25 maggio 2009

La cosa più bella sono i Vibram e la norvegese...



Eh no, futuri delusi amici miei, con il titolo vi ho ingannato, proprio come fanno quasi quotidianamente le grandi testate giornalistiche.
Niente storie su strani "utensili del desiderio" o disinibite signorine dei fiordi. Niente articoli da leggere lontano da sguardi indiscreti.
I Vibram e la norvegese infatti sono capi di vestiario, rispettivamente di stivali e cappello antifreddo, in dotazione degli Alpini, quelli che già si contraddistinguevano nell'immaginario collettivo per barba-piuma-tasso alcolico.

In un torrido sabato sera reso ancora più afoso da banchetti di specialità estere cotte tutte in altoforni a cielo aperto e servite da sardi-pugliesi-calabresi-siculi, due omonimi seduti sul ciglio di un miniprato sopravvissuto all'urbanizzazione, si raccontano le stesse storie, avvenute con un lasso temporale di circa quindici anni l'una dall'altra.
Stesse consuetudini, stessi equipaggiamenti, stesse tradizioni, forse anche stesso cibo, inscatolato in un altro secolo, caratterizzano il loro narrare.
I due interlocutori si affacciano sullo stesso mare, è evidente.
Uno non ha mai dimenticato, l'altro inizia ora ad avere delle memorie da accumulare.
Io provo ad immaginare, ma per quanto mi sforzi, infastidita all'idea di essere tagliata fuori, non mi riesce.
Un film in esclusiva viene proiettato per due sole paia d'occhi, io posso solo fare la spettatrice degli spettatori.
E' un mondo distante come la vita in fondo al mare per me, o su Marte.
Non lo condivido, non lo approvo, e nemmeno mi piace, questo loro mondo fatto di divise tutte uguali e di gente che impara ad usare oggetti che non costruiscono nulla, ma distruggono. Mio malgrado però, nell'eterno gioco di Pollyanna, sono costretta ad ammettere che in tutto c'è qualcosa di buono, persino là.
Penso alla parola "cameratismo". Mi affascina da sempre. Era lei che negli anni dell'adolescenza mi spingeva ad avere solo amici maschi. Quella specie di sodalizio tacito, per cui gli uomini sono capaci di frequentarsi per anni senza parlare mai di sè, senza scambiarsi mai una confidenza, ma poi possono passare una notte intera al tavolino di un bar, con la birra che si scalda nel boccale, a consolare un amico appena questi alzi la mano in richiesta d'aiuto.
Oppure si commuovono al ricordo di un paio di stivali così duri da doverli spaccare con la sedia prima di poterli indossare.

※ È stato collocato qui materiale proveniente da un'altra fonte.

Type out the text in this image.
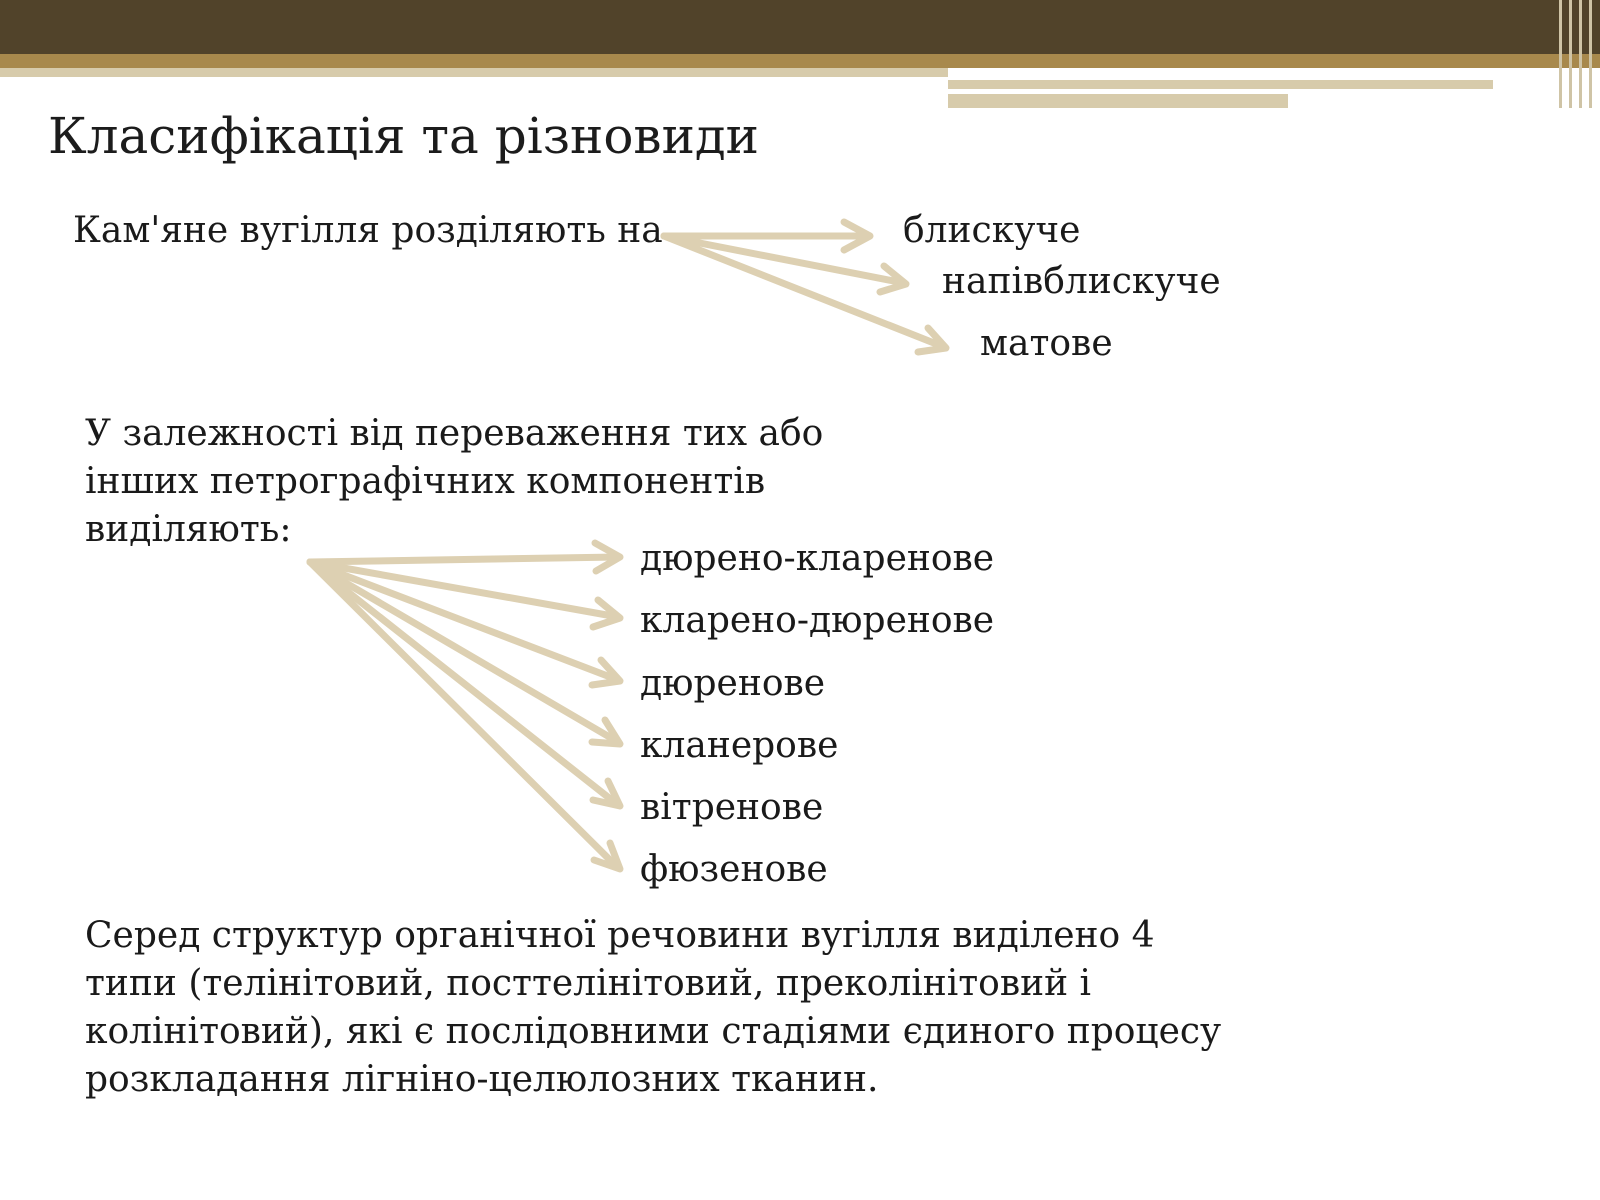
Класифікація та різновиди
Кам'яне вугілля розділяють на	блискуче
напівблискуче
матове
У залежності від переваження тих або
інших петрографічних компонентів
виділяють:
дюрено-кларенове
кларено-дюренове
дюренове
кланерове
вітренове
фюзенове
Серед структур органічної речовини вугілля виділено 4
типи (телінітовий, посттелінітовий, преколінітовий і
колінітовий), які є послідовними стадіями єдиного процесу
розкладання лігніно-целюлозних тканин.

Sono fatti di sovrumani silenzi, gli uomini, e alcuni di profondissima quiete.

Sarà che nella vita di una donna è più facile che si trovi una cameretta, piuttosto che una camerata, ma a noi, questo sentimento risulta essere quasi sempre precluso.

15 maggio 2009

Pabbiru



Da bambina i fogli erano sempre bianchi. Con le righe strette e larghe in terza elementare, e larghe uguali dalla quinta in poi.
Pagine bianche da riempire di compiti, parole che non venivano mai, temi sempre uguali: "dalla mia finestra vedo", ed io che ci passavo le ore che sembravano anni, davanti a quella finestra con i doppi vetri, e ci vedevo sempre e solo la stessa via, quattro alberi sempreverdi e una dannata edicola. Pensavo di essere sfortunata perchè se avessi vissuto che so, a New York, avrei avuto un sacco di cose da descrivere, ma ero nata a Porto Torres e il mio panorama lì non cambiava mai. Tranne a giugno, quando c'era la Festha Manna. Allora montavano le giostre, e la ruota panoramica girava giorno e notte, instancabile, e proprio davanti a tutte c'era il bruco mela, e la Ballerina, la mia preferita. E poi i banchetti con i pesci rossi, il pop corn e lo zucchero filato, l'autoscontro e i calcinculo, che era una giostra che potevano nominare solo i grandi, io nel tema non avrei mai potuto metterla, ma tanto non c'era pericolo, visto che la festa era a giugno, e ormai non c'erano più compiti da fare.